End-to-end encryption

Speaking of end-to-end encoding, it ’ s worth concisely describing how it works. Because it ’ s wholly opaque to the waiter, the code for it is not in the waiter, but preferably in the client. In particular, our implementation exists in RingRTC, an open source television calling library written in Rust. The contents of each frame are encrypted before being divided into packets, exchangeable to SFrame. The matter to contribution is very the key distribution and rotation mechanism, which must be robust against the follow scenarios :

  1. Someone who has not joined the call must not be able to decrypt media from before they joined. If this were not the case, someone who could obtain the encrypted media (such as by compromising the SFU) would be able to know what happened in the call before they joined, or worse, without ever having joined.
  2. Someone who has left the call must not be able to decrypt media from after they left. If this were not the case, someone who could obtain the encrypted media would be able to know what happened in the call after they left.

In regulate to guarantee these properties, we use the succeed rules :

  1. When a client joins the call, it generates a key and sends it to all other clients of the call over Signal messages (which are themselves end-to-end encrypted) and uses that key to encrypt media before sending it to the SFU.
  2. Whenever any user joins or leaves the call, each client in the call generates a new key and sends it to all clients in the call. It then begins using that key 3 seconds later (allowing for some time for clients to receive the new key).

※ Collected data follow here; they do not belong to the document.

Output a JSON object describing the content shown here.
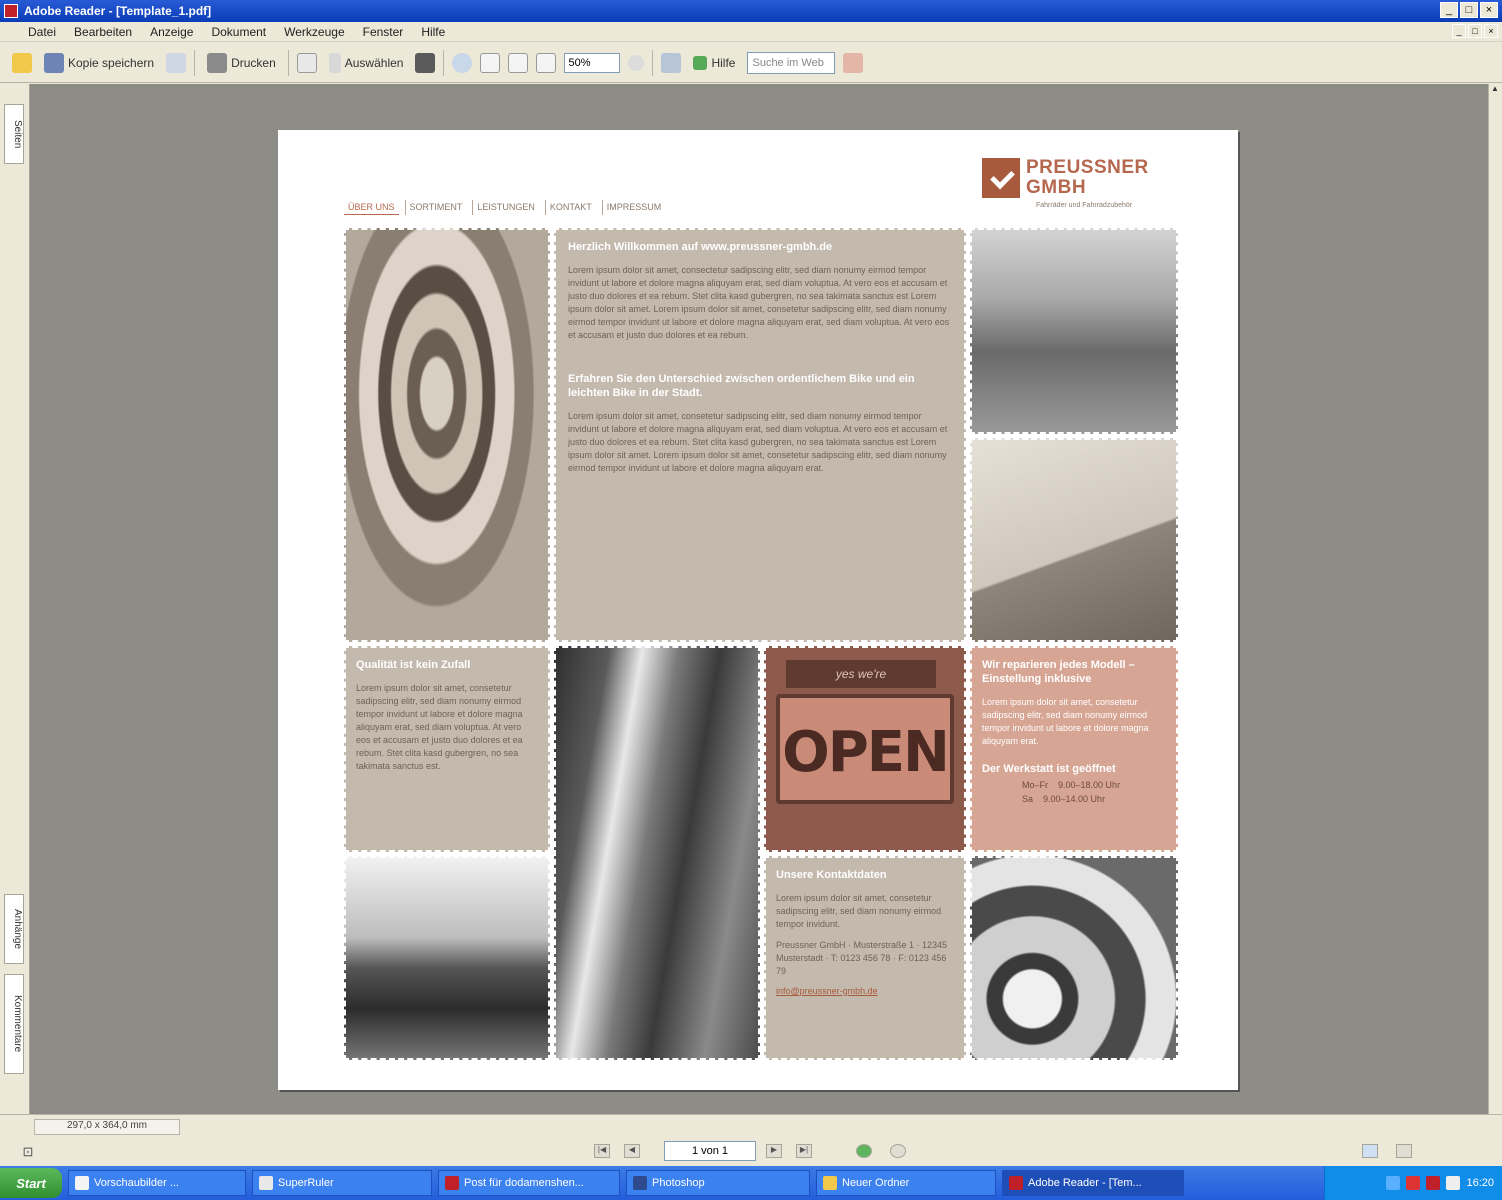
{
  "window": {
    "title": "Adobe Reader - [Template_1.pdf]",
    "controls": [
      "_",
      "□",
      "×"
    ],
    "doc_controls": [
      "_",
      "□",
      "×"
    ]
  },
  "menu": [
    "Datei",
    "Bearbeiten",
    "Anzeige",
    "Dokument",
    "Werkzeuge",
    "Fenster",
    "Hilfe"
  ],
  "toolbar": {
    "save_label": "Kopie speichern",
    "print_label": "Drucken",
    "select_label": "Auswählen",
    "zoom_value": "50%",
    "help_label": "Hilfe",
    "search_placeholder": "Suche im Web"
  },
  "left_tabs": [
    "Seiten",
    "Anhänge",
    "Kommentare"
  ],
  "page": {
    "nav": [
      "ÜBER UNS",
      "SORTIMENT",
      "LEISTUNGEN",
      "KONTAKT",
      "IMPRESSUM"
    ],
    "logo_line1": "PREUSSNER",
    "logo_line2": "GMBH",
    "logo_tagline": "Fahrräder und Fahrradzubehör",
    "main_heading": "Herzlich Willkommen auf www.preussner-gmbh.de",
    "main_text": "Lorem ipsum dolor sit amet, consectetur sadipscing elitr, sed diam nonumy eirmod tempor invidunt ut labore et dolore magna aliquyam erat, sed diam voluptua. At vero eos et accusam et justo duo dolores et ea rebum. Stet clita kasd gubergren, no sea takimata sanctus est Lorem ipsum dolor sit amet. Lorem ipsum dolor sit amet, consetetur sadipscing elitr, sed diam nonumy eirmod tempor invidunt ut labore et dolore magna aliquyam erat, sed diam voluptua. At vero eos et accusam et justo duo dolores et ea rebum.",
    "second_heading": "Erfahren Sie den Unterschied zwischen ordentlichem Bike und ein leichten Bike in der Stadt.",
    "second_text": "Lorem ipsum dolor sit amet, consetetur sadipscing elitr, sed diam nonumy eirmod tempor invidunt ut labore et dolore magna aliquyam erat, sed diam voluptua. At vero eos et accusam et justo duo dolores et ea rebum. Stet clita kasd gubergren, no sea takimata sanctus est Lorem ipsum dolor sit amet. Lorem ipsum dolor sit amet, consetetur sadipscing elitr, sed diam nonumy eirmod tempor invidunt ut labore et dolore magna aliquyam erat.",
    "left_heading": "Qualität ist kein Zufall",
    "left_text": "Lorem ipsum dolor sit amet, consetetur sadipscing elitr, sed diam nonumy eirmod tempor invidunt ut labore et dolore magna aliquyam erat, sed diam voluptua. At vero eos et accusam et justo duo dolores et ea rebum. Stet clita kasd gubergren, no sea takimata sanctus est.",
    "open_sign_top": "yes we're",
    "open_sign": "OPEN",
    "salmon_heading": "Wir reparieren jedes Modell – Einstellung inklusive",
    "salmon_text": "Lorem ipsum dolor sit amet, consetetur sadipscing elitr, sed diam nonumy eirmod tempor invidunt ut labore et dolore magna aliquyam erat.",
    "salmon_heading2": "Der Werkstatt ist geöffnet",
    "hours": [
      {
        "day": "Mo–Fr",
        "time": "9.00–18.00 Uhr"
      },
      {
        "day": "Sa",
        "time": "9.00–14.00 Uhr"
      }
    ],
    "contact_heading": "Unsere Kontaktdaten",
    "contact_text": "Lorem ipsum dolor sit amet, consetetur sadipscing elitr, sed diam nonumy eirmod tempor invidunt.",
    "contact_address": "Preussner GmbH · Musterstraße 1 · 12345 Musterstadt · T: 0123 456 78 · F: 0123 456 79",
    "contact_link": "info@preussner-gmbh.de"
  },
  "status": {
    "page_size": "297,0 x 364,0 mm",
    "page_indicator": "1 von 1"
  },
  "taskbar": {
    "start": "Start",
    "tasks": [
      {
        "label": "Vorschaubilder ..."
      },
      {
        "label": "SuperRuler"
      },
      {
        "label": "Post für dodamenshen..."
      },
      {
        "label": "Photoshop"
      },
      {
        "label": "Neuer Ordner"
      },
      {
        "label": "Adobe Reader - [Tem..."
      }
    ],
    "clock": "16:20"
  }
}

Using these rules, each client is in see of its own cardinal distribution and rotation and rotates keys depending on who is in the call, not who is invited to the call. This means that each customer can verify that the above security properties are guaranteed. We hope people enjoy support for large group throughout video recording calls, and that our open generator Secure Calling Service is utilitarian for anyone that wants to build and deploy their own throughout encrypted group television calls. And we ’ re lease if you ’ ra interest in working on problems like these at Signal !

Leave a Reply

Your email address will not be published.